The collaboration is also focused on the Salesian employment office in order to ensure that it is providing youth what they need to successfully enter into the workforce. Student learning is being improved by offering teacher training and adapting content, infrastructure and educational materials to the needs of today’s workforce.
In addition, the project is promoting collaboration among the Salesian training centers and other regional technical and vocational schools in order to facilitate the exchange of teaching best practices. The project is also strengthening the capacity of the Salesian centers to provide business and entrepreneurial skills to students. The centers assist graduates as they enter the workforce, ensuring that they have the support that they need to succeed.
Throughout the project, emphasis is placed on gender equality, human rights and the environment in order to promote an inclusive and quality education. Thanks to this partnership with Via Don Bosco, students are already reaping the benefits. They are more confident in their ability to enter the workforce and more capable of contributing to the development of Haiti.

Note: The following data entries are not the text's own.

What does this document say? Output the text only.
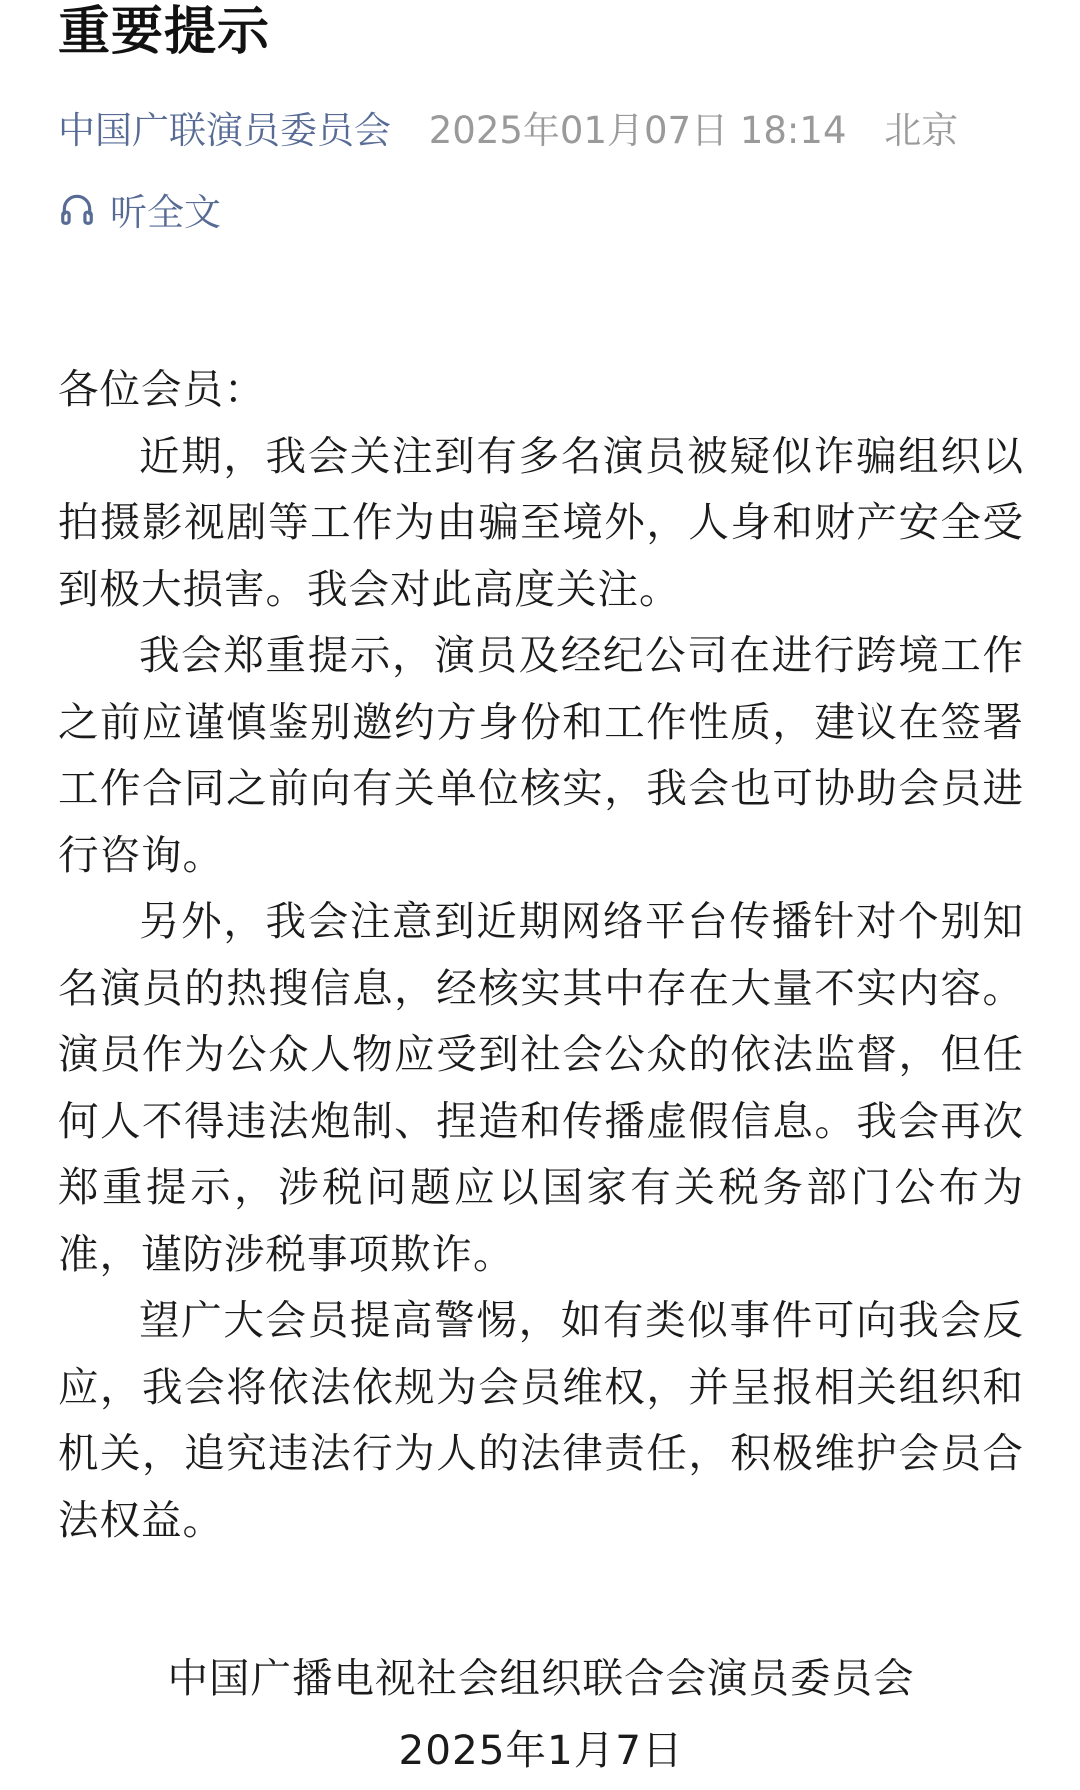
重要提示
中国广联演员委员会 2025年01月07日 18:14 北京
听全文

各位会员：

近期，我会关注到有多名演员被疑似诈骗组织以拍摄影视剧等工作为由骗至境外，人身和财产安全受到极大损害。我会对此高度关注。

我会郑重提示，演员及经纪公司在进行跨境工作之前应谨慎鉴别邀约方身份和工作性质，建议在签署工作合同之前向有关单位核实，我会也可协助会员进行咨询。

另外，我会注意到近期网络平台传播针对个别知名演员的热搜信息，经核实其中存在大量不实内容。演员作为公众人物应受到社会公众的依法监督，但任何人不得违法炮制、捏造和传播虚假信息。我会再次郑重提示，涉税问题应以国家有关税务部门公布为准，谨防涉税事项欺诈。

望广大会员提高警惕，如有类似事件可向我会反应，我会将依法依规为会员维权，并呈报相关组织和机关，追究违法行为人的法律责任，积极维护会员合法权益。

中国广播电视社会组织联合会演员委员会
2025年1月7日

“Access to marketable skills training is critical for youth’s success later in life,” says Father Mark Hyde, director of Salesian Missions, the U.S. development arm of the Salesians of Don Bosco. “In order to provide those skills to youth, teachers must have access to quality training, use the most up-to-date materials in their industry and provide training in employment sectors that are hiring. This project will help ensure that Salesian centers in Haiti have what they need to provide the skills training that enables youth to go from school directly into the workforce.”
Salesian missionaries began working in Haiti in 1935 in response to the Haitian government’s request for a professional school. Since then, Salesian missionaries have expanded their work to include 10 main educational centers and more than 200 schools across the country.
The 10 main centers each include a number of primary and secondary schools, vocational training centers and other programs for street children and youth in need. Salesian programs are located throughout Haiti including in the cities of Port-au-Prince, Fort-Liberté, Cap-Haïtien, Les Cayes and Gressier. Today, Salesian missionaries in Haiti provide the largest source of education outside of the Haitian government and their programs serve more than 25,000 Haitian children.
Haiti is the poorest country in the Americas ranking 163 out of 188 countries on the United Nations Human Development Index. The country also faces the highest levels of severe food insecurity in the world, according to the World Food Programme. More than half of the country’s population was chronically undernourished during 2012 to 2014, representing a total of 5.3 million Haitians. Nearly 100,000 Haitian children under the age of 5 suffer from acute malnutrition, causing irreversible stunted growth for close to 30 percent of all children in the country.